In January 1866 Bentley purchased Temple Bar Magazine; his son, George, became the editor, a position which he held until 1895. Two years later, Ainsworth ran into financial trouble with Bentley's Miscellany and the Bentleys bought it back for £250. They merged it with Temple Bar, bringing together what Wallins calls "perhaps the finest roster of contributors to any periodical at the time", which included Anthony Trollope, Wilkie Collins, Arthur Conan Doyle, George Gissing and Robert Louis Stevenson.

==Decline and death==
In 1867, Bentley experienced a "severe accident" at Chepstow railway station that left him "shaken and enfeebled" (he broke his leg after falling from the platform at the railway station). George took over the day-to-day business of the firm. Bentley died on 10 September 1871 at Ramsgate, at which time his firm was renamed "Richard Bentley and Son". George Bentley was also named one of the executors of Bentley's will, along with two of his other children, Frederick Bentley and Anne Kezia Bentley. Richard Bentley was buried in the family vault in West Norwood Cemetery, London, on 18 September 1871.

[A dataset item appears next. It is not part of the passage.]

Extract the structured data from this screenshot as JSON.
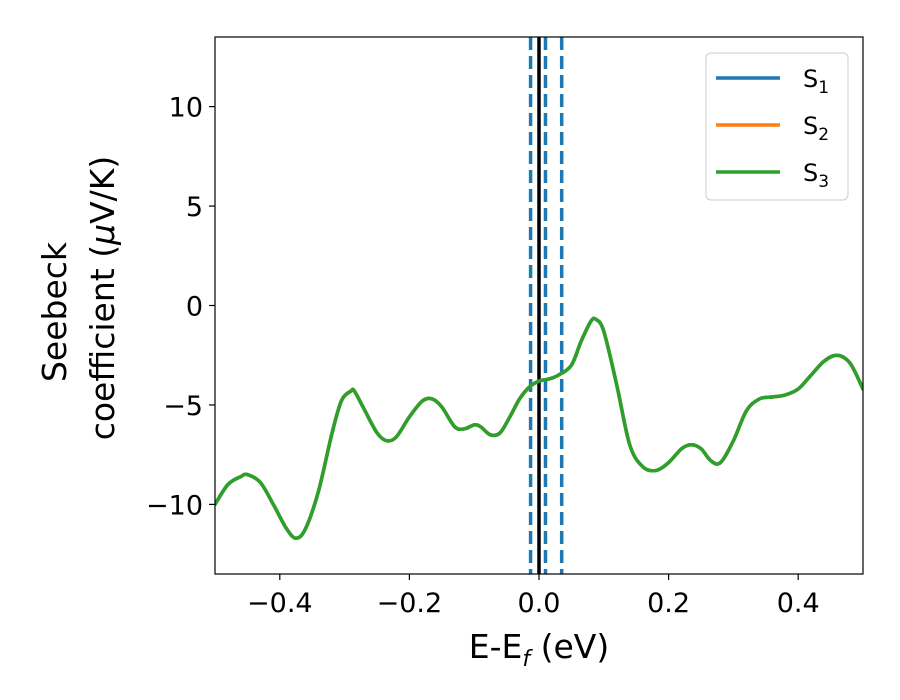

According to the Dictionary of National Biography, "Bentley's major contributions to nineteenth-century publishing are the Standard Novels – freshly revised texts of major contemporary authors made affordable for the middle class; Bentley's Miscellany and Temple Bar; the quality of his author list and of his book manufacture; his introduction of high-calibre international writers to British readers; and his founding of a family publishing firm that lasted through two further generations."